2. De referente en de vreemdelingen klagen in grief 1 dat de rechtbank ten onrechte heeft overwogen dat de staatssecretaris zich in redelijkheid op het standpunt heeft kunnen stellen dat zij niet aannemelijk hebben gemaakt dat de vreemdelingen ten tijde van het vertrek van de referente uit Somalië feitelijk behoorden tot het gezin van haar en haar gestelde echtgenoot (hierna: de echtgenoot). Zij voeren aan dat de rechtbank niet heeft onderkend dat de staatssecretaris ter motivering van het besluit van 1 november 2011 heeft verwezen naar het besluit van dezelfde datum in de zaak van de echtgenoot, welk besluit de rechtbank bij uitspraak van 24 mei 2012 in zaak nr. 11/38677 heeft vernietigd.
2.1. De staatsecretaris heeft zich in het besluit van 1 november 2011 op het standpunt gesteld dat het niet lijkt te gaan om een situatie waarin de referente als hoofd van het gezin de feitelijke zorg had voor de vreemdelingen, maar om een situatie waarin de moeder van de referente, tevens de grootmoeder van de vreemdelingen (hierna: de grootmoeder), deze rol had. Hij heeft hieraan ten grondslag gelegd dat de vreemdelingen vanaf de vermissing van hun moeder op 3 augustus 2008 zijn opgevangen en gevlucht in een groter familieverband, waarbij is besloten dat de referente en haar nicht het land als eersten zouden verlaten, hetgeen zij op 11 augustus 2008 hebben gedaan en dat de echtgenoot niet aannemelijk heeft gemaakt dat hij ten tijde van het vertrek van de referente uit het land van herkomst feitelijk tot haar gezin behoorde.

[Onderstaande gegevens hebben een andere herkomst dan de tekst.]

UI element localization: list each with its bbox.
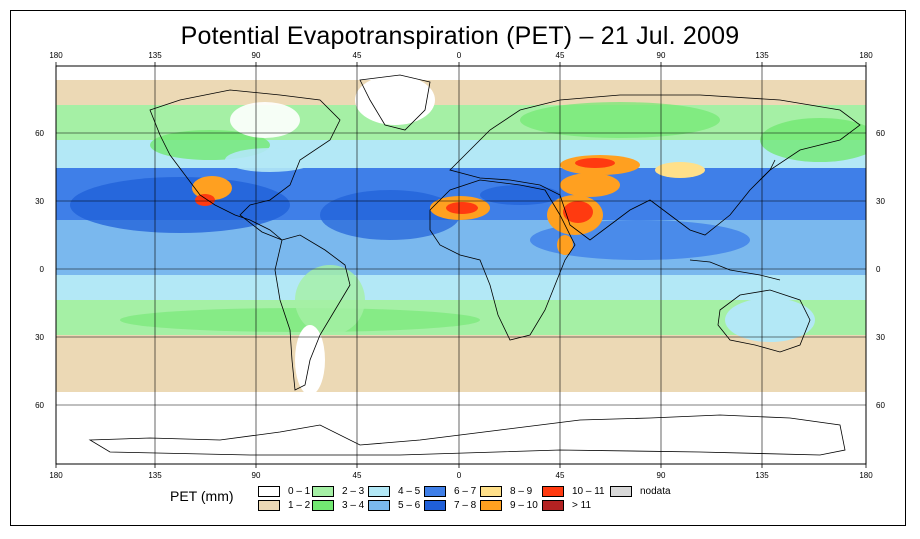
lat-label-right: 0 xyxy=(876,265,881,274)
coast-eurasia xyxy=(449,94,861,241)
legend-label: 1 – 2 xyxy=(288,500,311,511)
hotspot-central-asia-core xyxy=(575,158,615,168)
lon-label-top: 0 xyxy=(457,51,462,60)
lat-label-left: 30 xyxy=(35,333,44,342)
legend-label: nodata xyxy=(640,486,671,497)
legend-swatch xyxy=(480,500,502,511)
lon-label-top: 90 xyxy=(252,51,261,60)
lat-labels-left: 60 30 0 30 60 xyxy=(35,129,44,410)
legend-swatch xyxy=(542,486,564,497)
patch-canada-light xyxy=(225,148,315,172)
legend-swatch xyxy=(368,500,390,511)
lat-label-left: 0 xyxy=(40,265,45,274)
patch-south-ocean-green xyxy=(120,308,480,332)
legend-swatch xyxy=(312,486,334,497)
patch-canada-white xyxy=(230,102,300,138)
legend-swatch xyxy=(424,500,446,511)
legend-swatch xyxy=(542,500,564,511)
hotspot-gobi xyxy=(655,162,705,178)
lon-label-bottom: 0 xyxy=(457,471,462,480)
legend-label: 9 – 10 xyxy=(510,500,538,511)
coast-greenland xyxy=(359,74,431,131)
legend-swatch xyxy=(424,486,446,497)
pet-field xyxy=(56,66,866,464)
map-border xyxy=(55,65,867,465)
hotspot-sahel xyxy=(480,185,560,205)
lat-label-left: 60 xyxy=(35,401,44,410)
lon-label-bottom: 135 xyxy=(148,471,162,480)
hotspot-sahara-west-core xyxy=(446,202,478,214)
patch-pacific-green xyxy=(760,118,866,162)
lon-label-bottom: 180 xyxy=(49,471,63,480)
lon-label-bottom: 90 xyxy=(657,471,666,480)
graticule xyxy=(56,66,866,464)
hotspot-horn-of-africa xyxy=(557,235,573,255)
patch-pacific-blue xyxy=(70,177,290,233)
patch-siberia-green xyxy=(520,102,720,138)
patch-australia-light xyxy=(725,298,815,342)
coast-australia xyxy=(717,289,811,353)
lon-labels-top: 180 135 90 45 0 45 90 135 180 xyxy=(49,51,873,60)
legend-label: 2 – 3 xyxy=(342,486,365,497)
lat-label-right: 60 xyxy=(876,129,885,138)
hotspot-iran xyxy=(560,173,620,197)
lon-label-top: 180 xyxy=(859,51,873,60)
legend-label: 4 – 5 xyxy=(398,486,421,497)
legend-label: > 11 xyxy=(572,500,591,511)
legend-label: 10 – 11 xyxy=(572,486,605,497)
legend-label: 0 – 1 xyxy=(288,486,311,497)
lat-label-left: 30 xyxy=(35,197,44,206)
legend-label: 8 – 9 xyxy=(510,486,533,497)
tick-marks xyxy=(55,62,867,468)
lon-label-bottom: 90 xyxy=(252,471,261,480)
patch-atlantic-blue xyxy=(320,190,460,240)
lon-label-bottom: 180 xyxy=(859,471,873,480)
legend-swatch xyxy=(610,486,632,497)
legend-label: 5 – 6 xyxy=(398,500,421,511)
hotspot-arabia-core xyxy=(563,201,593,223)
figure-frame xyxy=(10,10,906,526)
legend-swatch xyxy=(480,486,502,497)
lon-label-top: 90 xyxy=(657,51,666,60)
lat-label-left: 60 xyxy=(35,129,44,138)
field-band-antarctic xyxy=(56,392,866,464)
lat-label-right: 30 xyxy=(876,197,885,206)
legend-swatch xyxy=(258,500,280,511)
legend-label: 7 – 8 xyxy=(454,500,477,511)
field-band-south-high xyxy=(56,335,866,395)
coast-antarctica xyxy=(88,414,846,456)
coast-indonesia xyxy=(689,259,781,281)
lon-label-bottom: 45 xyxy=(556,471,565,480)
legend-label: 6 – 7 xyxy=(454,486,477,497)
coast-south-america xyxy=(274,234,351,391)
legend-swatch xyxy=(258,486,280,497)
coastlines xyxy=(88,74,861,456)
patch-south-america-light xyxy=(295,265,365,335)
lon-label-top: 135 xyxy=(148,51,162,60)
lon-label-top: 135 xyxy=(755,51,769,60)
legend-swatch xyxy=(312,500,334,511)
coast-north-america xyxy=(149,89,341,241)
legend-label: 3 – 4 xyxy=(342,500,365,511)
lat-label-right: 60 xyxy=(876,401,885,410)
patch-greenland-white xyxy=(355,75,435,125)
coast-japan xyxy=(759,159,776,181)
hotspot-mexico xyxy=(195,194,215,206)
map-title: Potential Evapotranspiration (PET) – 21 … xyxy=(180,22,740,50)
legend-title: PET (mm) xyxy=(170,488,234,504)
coast-africa xyxy=(429,179,576,341)
hotspot-us-southwest xyxy=(192,176,232,200)
lat-labels-right: 60 30 0 30 60 xyxy=(876,129,885,410)
legend-swatch xyxy=(368,486,390,497)
lon-label-top: 180 xyxy=(49,51,63,60)
lon-labels-bottom: 180 135 90 45 0 45 90 135 180 xyxy=(49,471,873,480)
lon-label-bottom: 45 xyxy=(353,471,362,480)
lat-label-right: 30 xyxy=(876,333,885,342)
lon-label-bottom: 135 xyxy=(755,471,769,480)
lon-label-top: 45 xyxy=(353,51,362,60)
lon-label-top: 45 xyxy=(556,51,565,60)
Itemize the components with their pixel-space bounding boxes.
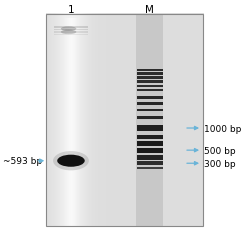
Bar bbox=[137, 117, 163, 119]
Text: 1000 bp: 1000 bp bbox=[204, 124, 242, 133]
Bar bbox=[54, 27, 88, 29]
Ellipse shape bbox=[53, 151, 89, 171]
Bar bbox=[137, 142, 163, 146]
Text: 500 bp: 500 bp bbox=[204, 146, 236, 155]
Bar bbox=[54, 32, 88, 34]
Bar bbox=[137, 77, 163, 79]
Bar bbox=[137, 73, 163, 75]
Bar bbox=[137, 103, 163, 106]
Bar bbox=[137, 167, 163, 169]
Bar bbox=[137, 90, 163, 92]
Bar bbox=[137, 135, 163, 139]
Bar bbox=[137, 156, 163, 160]
Bar bbox=[136, 14, 163, 226]
Bar bbox=[137, 97, 163, 100]
Bar bbox=[46, 14, 203, 226]
Ellipse shape bbox=[61, 27, 76, 32]
Text: 300 bp: 300 bp bbox=[204, 159, 236, 168]
Bar bbox=[54, 35, 88, 36]
Bar bbox=[137, 126, 163, 131]
Text: M: M bbox=[145, 5, 154, 14]
Bar bbox=[54, 29, 88, 31]
Bar bbox=[137, 69, 163, 72]
Bar bbox=[137, 85, 163, 87]
Text: 1: 1 bbox=[68, 5, 74, 14]
Bar bbox=[137, 81, 163, 83]
Bar bbox=[137, 162, 163, 166]
Ellipse shape bbox=[61, 30, 76, 35]
Ellipse shape bbox=[57, 155, 85, 167]
Bar bbox=[137, 109, 163, 112]
Text: ~593 bp: ~593 bp bbox=[3, 156, 42, 166]
Bar bbox=[137, 148, 163, 153]
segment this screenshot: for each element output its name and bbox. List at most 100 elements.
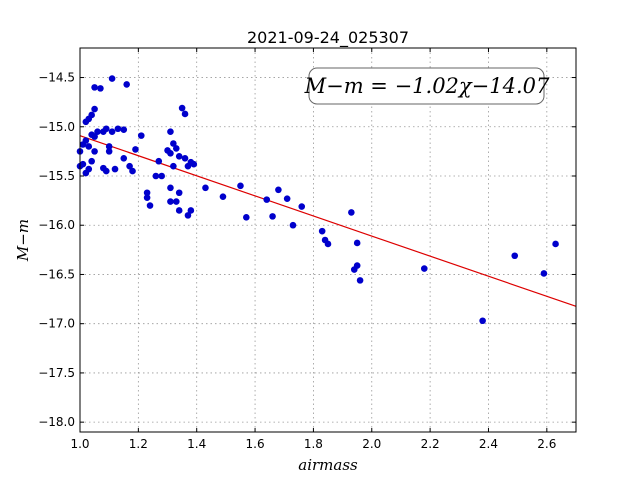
y-tick-label: −18.0	[38, 415, 75, 429]
y-tick-label: −15.5	[38, 169, 75, 183]
data-point	[219, 193, 227, 200]
data-point	[190, 160, 198, 168]
data-point	[289, 221, 297, 229]
data-point	[155, 157, 163, 165]
data-point	[298, 203, 306, 210]
x-tick-label: 2.6	[537, 437, 556, 451]
data-point	[172, 198, 180, 205]
x-tick-label: 1.0	[70, 437, 89, 451]
data-point	[91, 148, 98, 155]
data-point	[353, 239, 361, 247]
data-point	[263, 196, 271, 203]
data-point	[91, 105, 98, 113]
data-point	[108, 128, 116, 135]
data-point	[97, 85, 104, 92]
data-point	[283, 195, 291, 202]
data-points	[76, 75, 559, 325]
data-point	[88, 157, 95, 165]
x-tick-labels: 1.0 1.2 1.4 1.6 1.8 2.0 2.2 2.4 2.6	[70, 437, 556, 451]
data-point	[79, 160, 87, 168]
data-point	[540, 270, 548, 277]
data-point	[167, 150, 174, 157]
data-point	[167, 184, 174, 192]
fit-line	[79, 135, 577, 307]
data-point	[91, 84, 98, 91]
data-point	[120, 154, 128, 162]
data-point	[152, 172, 160, 180]
data-point	[167, 198, 174, 205]
y-tick-label: −14.5	[38, 71, 75, 85]
data-point	[175, 189, 183, 197]
data-point	[269, 213, 276, 220]
data-point	[85, 143, 93, 150]
x-tick-label: 1.8	[304, 437, 323, 451]
x-tick-label: 2.2	[421, 437, 440, 451]
data-point	[85, 165, 93, 173]
ticks	[79, 48, 576, 432]
plot-frame	[79, 47, 577, 433]
data-point	[108, 75, 116, 82]
data-point	[120, 126, 128, 134]
data-point	[243, 214, 250, 221]
data-point	[275, 186, 282, 194]
x-axis-label: airmass	[298, 456, 358, 474]
data-point	[94, 128, 101, 135]
data-point	[170, 140, 177, 147]
data-point	[105, 148, 113, 155]
data-point	[175, 207, 183, 214]
data-point	[184, 212, 192, 219]
data-point	[111, 165, 119, 173]
y-tick-label: −15.0	[38, 120, 75, 134]
data-point	[353, 262, 361, 269]
x-tick-label: 2.0	[362, 437, 381, 451]
data-point	[126, 162, 133, 170]
data-point	[420, 265, 428, 272]
data-point	[324, 240, 332, 248]
data-point	[102, 167, 110, 175]
y-tick-label: −17.0	[38, 317, 75, 331]
data-point	[82, 137, 90, 144]
data-point	[348, 209, 355, 216]
data-point	[187, 207, 195, 214]
data-point	[175, 153, 183, 160]
data-point	[143, 194, 151, 201]
data-point	[167, 128, 174, 135]
annotation-box	[308, 67, 545, 105]
data-point	[237, 182, 244, 190]
data-point	[181, 110, 189, 118]
data-point	[143, 189, 151, 197]
y-tick-label: −16.0	[38, 218, 75, 232]
fit-line-group	[79, 135, 577, 307]
x-tick-label: 1.4	[187, 437, 206, 451]
data-point	[102, 125, 110, 133]
data-point	[88, 111, 95, 119]
data-point	[172, 145, 180, 152]
data-point	[123, 81, 130, 88]
data-point	[91, 133, 98, 140]
data-point	[181, 154, 189, 162]
chart-title: 2021-09-24_025307	[247, 28, 409, 48]
data-point	[137, 132, 145, 139]
data-point	[170, 162, 177, 170]
data-point	[146, 202, 154, 209]
data-point	[318, 227, 326, 235]
y-tick-label: −16.5	[38, 267, 75, 281]
y-tick-label: −17.5	[38, 366, 75, 380]
data-point	[158, 172, 165, 180]
y-tick-labels: −14.5 −15.0 −15.5 −16.0 −16.5 −17.0 −17.5 −18.0	[38, 71, 75, 430]
data-point	[132, 146, 139, 153]
x-tick-label: 1.6	[246, 437, 265, 451]
data-point	[105, 143, 113, 150]
data-point	[178, 104, 186, 112]
data-point	[114, 125, 122, 133]
x-tick-label: 1.2	[129, 437, 148, 451]
data-point	[356, 277, 364, 284]
data-point	[552, 240, 559, 248]
fit-equation: M−m = −1.02χ−14.07	[304, 74, 550, 98]
x-tick-label: 2.4	[479, 437, 498, 451]
data-point	[511, 252, 519, 260]
data-point	[202, 184, 209, 192]
data-point	[129, 167, 136, 175]
data-point	[479, 317, 486, 325]
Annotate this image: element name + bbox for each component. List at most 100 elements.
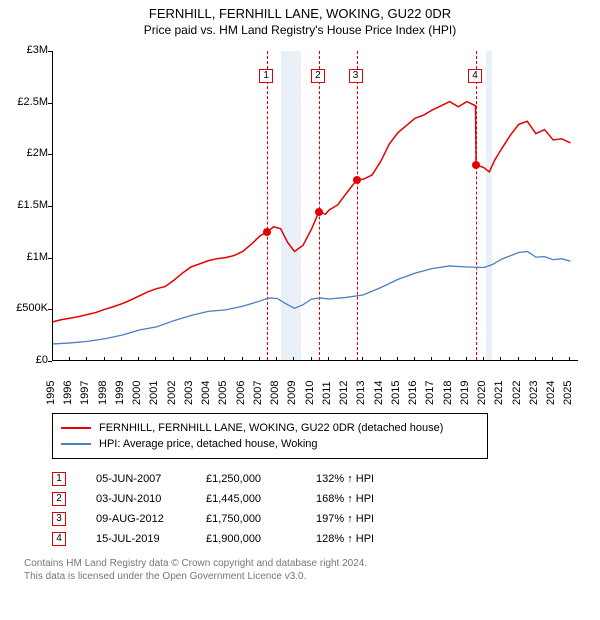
x-axis-tick-label: 1996 xyxy=(62,373,76,405)
series-svg xyxy=(53,51,579,361)
x-axis-tick xyxy=(173,357,174,361)
transaction-hpi: 168% ↑ HPI xyxy=(316,493,446,505)
chart-subtitle: Price paid vs. HM Land Registry's House … xyxy=(12,23,588,37)
x-axis-tick xyxy=(224,357,225,361)
x-axis-tick xyxy=(328,357,329,361)
x-axis-tick-label: 2007 xyxy=(252,373,266,405)
transactions-table: 1 05-JUN-2007£1,250,000132% ↑ HPI 203-JUN-… xyxy=(52,469,562,549)
legend-swatch xyxy=(61,443,91,445)
transaction-price: £1,750,000 xyxy=(206,513,316,525)
x-axis-tick xyxy=(276,357,277,361)
legend-swatch xyxy=(61,427,91,429)
x-axis-tick xyxy=(155,357,156,361)
x-axis-tick-label: 2009 xyxy=(286,373,300,405)
x-axis-tick-label: 2016 xyxy=(407,373,421,405)
transaction-marker: 3 xyxy=(52,512,66,526)
y-axis-tick-label: £500K xyxy=(12,302,48,314)
x-axis-tick-label: 2019 xyxy=(459,373,473,405)
x-axis-tick-label: 2015 xyxy=(390,373,404,405)
x-axis-tick xyxy=(345,357,346,361)
x-axis-tick xyxy=(207,357,208,361)
x-axis-tick-label: 2021 xyxy=(493,373,507,405)
footer-line: This data is licensed under the Open Gov… xyxy=(24,570,588,583)
y-axis-tick-label: £1M xyxy=(12,251,48,263)
x-axis-tick-label: 2024 xyxy=(545,373,559,405)
x-axis-tick-label: 1997 xyxy=(79,373,93,405)
marker-label-box: 2 xyxy=(311,69,325,83)
transaction-hpi: 197% ↑ HPI xyxy=(316,513,446,525)
transaction-date: 15-JUL-2019 xyxy=(96,533,206,545)
x-axis-tick-label: 2000 xyxy=(131,373,145,405)
x-axis-tick xyxy=(500,357,501,361)
legend-row: FERNHILL, FERNHILL LANE, WOKING, GU22 0D… xyxy=(61,420,479,436)
x-axis-tick xyxy=(86,357,87,361)
x-axis-tick xyxy=(431,357,432,361)
chart-area: £0£500K£1M£1.5M£2M£2.5M£3M19951996199719… xyxy=(12,45,588,405)
x-axis-tick xyxy=(569,357,570,361)
footer-attribution: Contains HM Land Registry data © Crown c… xyxy=(24,557,588,583)
y-axis-tick xyxy=(48,154,52,155)
x-axis-tick-label: 2023 xyxy=(528,373,542,405)
y-axis-tick-label: £2M xyxy=(12,147,48,159)
marker-label-box: 1 xyxy=(259,69,273,83)
transaction-price: £1,250,000 xyxy=(206,473,316,485)
x-axis-tick-label: 2001 xyxy=(148,373,162,405)
transaction-price: £1,900,000 xyxy=(206,533,316,545)
legend-row: HPI: Average price, detached house, Woki… xyxy=(61,436,479,452)
x-axis-tick-label: 2006 xyxy=(235,373,249,405)
y-axis-tick-label: £2.5M xyxy=(12,96,48,108)
y-axis-tick xyxy=(48,206,52,207)
transaction-row: 1 05-JUN-2007£1,250,000132% ↑ HPI xyxy=(52,469,562,489)
x-axis-tick-label: 2011 xyxy=(321,373,335,405)
transaction-date: 09-AUG-2012 xyxy=(96,513,206,525)
x-axis-tick-label: 2025 xyxy=(562,373,576,405)
x-axis-tick xyxy=(104,357,105,361)
x-axis-tick xyxy=(483,357,484,361)
x-axis-tick xyxy=(190,357,191,361)
x-axis-tick-label: 2020 xyxy=(476,373,490,405)
x-axis-tick-label: 2012 xyxy=(338,373,352,405)
x-axis-tick xyxy=(466,357,467,361)
x-axis-tick-label: 2017 xyxy=(424,373,438,405)
x-axis-tick-label: 2008 xyxy=(269,373,283,405)
x-axis-tick xyxy=(414,357,415,361)
y-axis-tick-label: £0 xyxy=(12,354,48,366)
x-axis-tick xyxy=(69,357,70,361)
x-axis-tick xyxy=(380,357,381,361)
x-axis-tick xyxy=(293,357,294,361)
x-axis-tick xyxy=(449,357,450,361)
x-axis-tick-label: 2005 xyxy=(217,373,231,405)
x-axis-tick xyxy=(242,357,243,361)
y-axis-tick xyxy=(48,258,52,259)
chart-title: FERNHILL, FERNHILL LANE, WOKING, GU22 0D… xyxy=(12,6,588,21)
x-axis-tick xyxy=(397,357,398,361)
x-axis-tick xyxy=(52,357,53,361)
x-axis-tick-label: 2002 xyxy=(166,373,180,405)
transaction-marker: 4 xyxy=(52,532,66,546)
transaction-row: 203-JUN-2010£1,445,000168% ↑ HPI xyxy=(52,489,562,509)
transaction-hpi: 132% ↑ HPI xyxy=(316,473,446,485)
transaction-row: 415-JUL-2019£1,900,000128% ↑ HPI xyxy=(52,529,562,549)
transaction-date: 05-JUN-2007 xyxy=(96,473,206,485)
x-axis-tick-label: 2013 xyxy=(355,373,369,405)
legend-box: FERNHILL, FERNHILL LANE, WOKING, GU22 0D… xyxy=(52,413,488,459)
x-axis-tick-label: 2018 xyxy=(442,373,456,405)
x-axis-tick xyxy=(552,357,553,361)
transaction-row: 3 09-AUG-2012£1,750,000197% ↑ HPI xyxy=(52,509,562,529)
y-axis-tick-label: £3M xyxy=(12,44,48,56)
x-axis-tick-label: 2014 xyxy=(373,373,387,405)
y-axis-tick xyxy=(48,103,52,104)
x-axis-tick-label: 2022 xyxy=(511,373,525,405)
series-hpi xyxy=(53,251,570,343)
legend-label: HPI: Average price, detached house, Woki… xyxy=(99,438,318,450)
x-axis-tick xyxy=(518,357,519,361)
legend-label: FERNHILL, FERNHILL LANE, WOKING, GU22 0D… xyxy=(99,422,443,434)
x-axis-tick-label: 1999 xyxy=(114,373,128,405)
plot-area xyxy=(52,51,578,361)
y-axis-tick xyxy=(48,309,52,310)
transaction-price: £1,445,000 xyxy=(206,493,316,505)
marker-label-box: 3 xyxy=(349,69,363,83)
x-axis-tick xyxy=(362,357,363,361)
transaction-marker: 1 xyxy=(52,472,66,486)
y-axis-tick-label: £1.5M xyxy=(12,199,48,211)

2.2. Nu de Afdeling voormelde uitspraak van de rechtbank in de zaak van de echtgenoot heeft bevestigd bij uitspraak van heden in zaak nr. 201206148/1/V1, is de hiervoor weergegeven motivering van het besluit van 1 november 2011 ondeugdelijk.
De grief slaagt.
3. Het hoger beroep is kennelijk gegrond. Grief 2 behoeft geen bespreking. De aangevallen uitspraak moet worden vernietigd. Doende hetgeen de rechtbank zou behoren te doen, zal het besluit van 1 november 2011 worden getoetst in het licht van de daartegen aangevoerde beroepsgronden, voor zover daarop, na hetgeen hiervoor is overwogen, nog moet worden beslist.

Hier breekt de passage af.